Samuel is concerned that a satisfactory evaluation has yet to be made of the CDF’s clinical benefit – and believes that such an assessment is critical to progress on the issue of access.
“It’s still unclear what impact the CDF has had on patient outcomes. We must collect better data on what drugs cancer patients across the UK need – including the impact of drugs made available through the CDF – to assess whether these drugs are working.”
Such data would put decision-makers in a much stronger position to consider the future of the fund. However, with finite funds in the public coffers and few substantial alternatives outlined, it remains difficult to predict what kind of provisions will be in place by 2016.

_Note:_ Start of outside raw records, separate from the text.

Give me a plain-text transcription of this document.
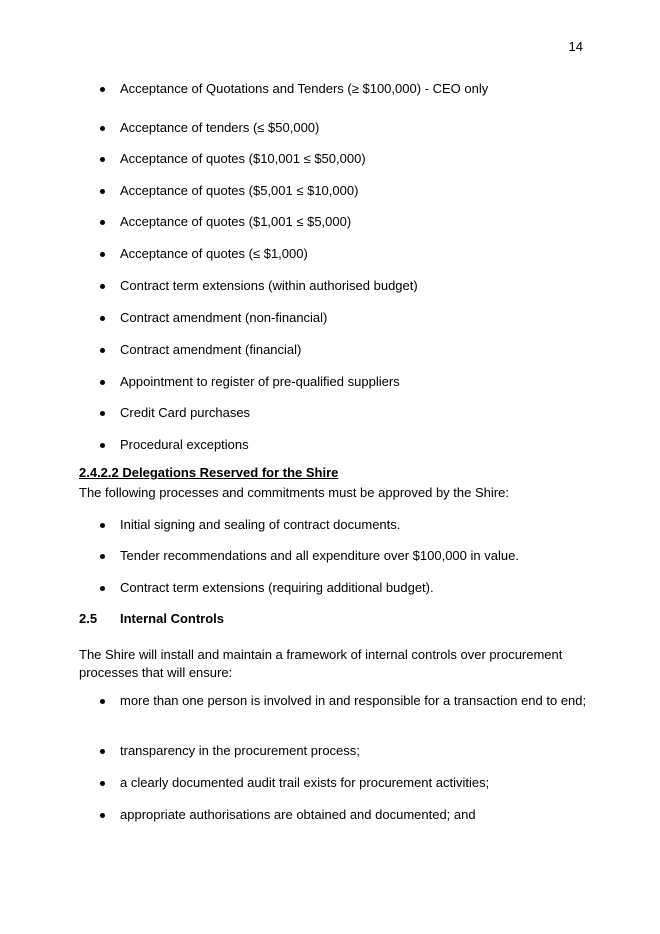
14
Acceptance of Quotations and Tenders (≥ $100,000) - CEO only
Acceptance of tenders (≤ $50,000)
Acceptance of quotes ($10,001 ≤ $50,000)
Acceptance of quotes ($5,001 ≤ $10,000)
Acceptance of quotes ($1,001 ≤ $5,000)
Acceptance of quotes (≤ $1,000)
Contract term extensions (within authorised budget)
Contract amendment (non-financial)
Contract amendment (financial)
Appointment to register of pre-qualified suppliers
Credit Card purchases
Procedural exceptions
2.4.2.2 Delegations Reserved for the Shire
The following processes and commitments must be approved by the Shire:
Initial signing and sealing of contract documents.
Tender recommendations and all expenditure over $100,000 in value.
Contract term extensions (requiring additional budget).
2.5 Internal Controls
The Shire will install and maintain a framework of internal controls over procurement processes that will ensure:
more than one person is involved in and responsible for a transaction end to end;
transparency in the procurement process;
a clearly documented audit trail exists for procurement activities;
appropriate authorisations are obtained and documented; and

For the time being though, patients like Lisa are happy with the CDF as it is – and would have it extended indefinitely if possible.
Back on the Wirral, she is casting a cautious eye to the future. A fiction writer, she has already had two books published in the US: “That’s where I’m hoping to go – and I think it’s getting there. I would love to be a full-time, permanent writer.”
A year ago, the idea of career development was far from her thoughts. “I’m more positive about the future now,” she says. “I don’t think I would even be contemplating a future were it not for the treatment access I had through the CDF.”
With that, she departs to take the family pet out for a walk. She has plenty of errands to run that afternoon before her youngest gets home from school. All routine activities, perhaps, but after the year Lisa’s had, she’s happy to be getting on with normal life.